I'm personally grateful for the periodic reminders. Keeping an eye on what's changed in all the applications I use is a lot of work, and I can let it slide when things get busy. I have specific communities for some things like browsers to alert me to some changes in the meantime, but for something like a password manager which probably doesn't have a thriving online community around it it's nice to know folks here are keeping an eye out for changes and updates.
Same goes for all software. Unless there's a significant change or upgrade in the release, why post? The Emacs post today made sense, because it introduced native compilation. That's a huge speed increase. Not merely bug fixes.
Yes. People see the name of the project and want to discuss the project in general*—not the minutiae of the latest release. This is a problem because most of that energy goes to the most popular, best-known projects, leading to repetitive discussion, which is the thing we most don't want here. It also crowds out lesser-known interesting stuff.

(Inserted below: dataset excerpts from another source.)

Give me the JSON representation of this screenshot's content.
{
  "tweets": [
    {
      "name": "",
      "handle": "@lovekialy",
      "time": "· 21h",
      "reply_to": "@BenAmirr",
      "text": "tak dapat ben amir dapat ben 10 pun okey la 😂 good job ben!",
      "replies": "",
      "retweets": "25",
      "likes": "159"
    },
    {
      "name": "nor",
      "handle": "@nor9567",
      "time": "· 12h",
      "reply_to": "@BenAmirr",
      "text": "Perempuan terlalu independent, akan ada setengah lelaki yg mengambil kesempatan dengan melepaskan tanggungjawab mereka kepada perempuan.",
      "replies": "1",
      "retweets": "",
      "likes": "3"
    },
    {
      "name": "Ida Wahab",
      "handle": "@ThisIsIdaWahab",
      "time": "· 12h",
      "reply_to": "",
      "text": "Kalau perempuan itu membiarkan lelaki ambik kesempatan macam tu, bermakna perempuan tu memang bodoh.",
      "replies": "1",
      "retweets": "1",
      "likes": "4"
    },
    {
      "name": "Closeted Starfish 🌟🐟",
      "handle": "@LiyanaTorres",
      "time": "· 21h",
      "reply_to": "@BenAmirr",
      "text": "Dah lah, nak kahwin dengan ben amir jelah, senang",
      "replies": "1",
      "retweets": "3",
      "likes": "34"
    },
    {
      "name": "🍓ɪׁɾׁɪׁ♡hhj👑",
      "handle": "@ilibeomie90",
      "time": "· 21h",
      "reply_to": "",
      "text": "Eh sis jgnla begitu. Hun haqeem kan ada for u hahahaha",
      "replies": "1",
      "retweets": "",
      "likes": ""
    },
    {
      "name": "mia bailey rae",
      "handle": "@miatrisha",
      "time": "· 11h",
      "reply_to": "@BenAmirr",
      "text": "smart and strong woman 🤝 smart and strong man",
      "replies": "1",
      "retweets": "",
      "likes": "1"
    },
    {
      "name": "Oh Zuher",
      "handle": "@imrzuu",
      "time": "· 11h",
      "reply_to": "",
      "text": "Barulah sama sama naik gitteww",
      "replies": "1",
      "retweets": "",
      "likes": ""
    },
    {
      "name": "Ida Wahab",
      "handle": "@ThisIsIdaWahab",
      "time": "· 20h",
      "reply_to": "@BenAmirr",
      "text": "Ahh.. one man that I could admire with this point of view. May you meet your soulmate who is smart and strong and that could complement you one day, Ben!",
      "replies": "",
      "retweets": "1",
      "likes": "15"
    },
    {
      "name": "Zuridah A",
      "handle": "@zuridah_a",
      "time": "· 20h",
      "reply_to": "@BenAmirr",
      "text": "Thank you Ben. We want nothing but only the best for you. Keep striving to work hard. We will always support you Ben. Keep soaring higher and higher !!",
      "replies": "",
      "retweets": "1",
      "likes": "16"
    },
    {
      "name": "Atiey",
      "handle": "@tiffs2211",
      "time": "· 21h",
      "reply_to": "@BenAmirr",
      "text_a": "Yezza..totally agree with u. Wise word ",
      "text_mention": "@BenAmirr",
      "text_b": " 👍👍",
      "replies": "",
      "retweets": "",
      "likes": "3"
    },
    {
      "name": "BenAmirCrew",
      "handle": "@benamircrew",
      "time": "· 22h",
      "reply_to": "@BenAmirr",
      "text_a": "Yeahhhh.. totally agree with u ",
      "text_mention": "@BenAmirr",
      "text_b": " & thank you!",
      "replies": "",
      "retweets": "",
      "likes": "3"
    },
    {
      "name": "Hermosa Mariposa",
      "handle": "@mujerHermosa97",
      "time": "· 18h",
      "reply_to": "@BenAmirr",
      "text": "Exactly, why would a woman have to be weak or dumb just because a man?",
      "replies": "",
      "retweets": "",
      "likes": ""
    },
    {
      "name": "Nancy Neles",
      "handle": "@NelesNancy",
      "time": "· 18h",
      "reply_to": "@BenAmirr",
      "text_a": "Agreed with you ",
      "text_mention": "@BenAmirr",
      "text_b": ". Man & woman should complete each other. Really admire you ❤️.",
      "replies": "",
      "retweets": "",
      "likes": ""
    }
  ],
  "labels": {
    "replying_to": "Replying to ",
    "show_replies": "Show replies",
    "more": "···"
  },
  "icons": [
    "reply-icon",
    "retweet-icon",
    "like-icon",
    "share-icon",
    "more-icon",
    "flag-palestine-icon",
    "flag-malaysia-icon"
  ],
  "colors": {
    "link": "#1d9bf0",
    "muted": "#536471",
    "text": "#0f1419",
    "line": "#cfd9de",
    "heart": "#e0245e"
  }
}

The solution we've arrived at over the years is to have a major thread when there's significant new information (on a popular topic) but downweight the others.
* Edit: here's an example from today's Emacs thread: https://news.ycombinator.com/item?id=30932332. That was the top comment on the page just now, until I downweighted it. (Downweighting generic subthreads turns out to be one of the highest-leverage moderation thingies we can do to help thread quality.) It's a fine, perfectly good comment—but it's about $PROJECT in general, not anything new. Such comments are half the fun of HN but they need to not overwhelm discussions in order for things to stay fresh.
This also seems to happen quite a lot for Firefox on here, Dan. I'm a bit tired of seeing Firefox releases on the home page as (IMO) there's never much interesting about the new version. It's mostly just, as you put it above, people wanting to discuss the project in general.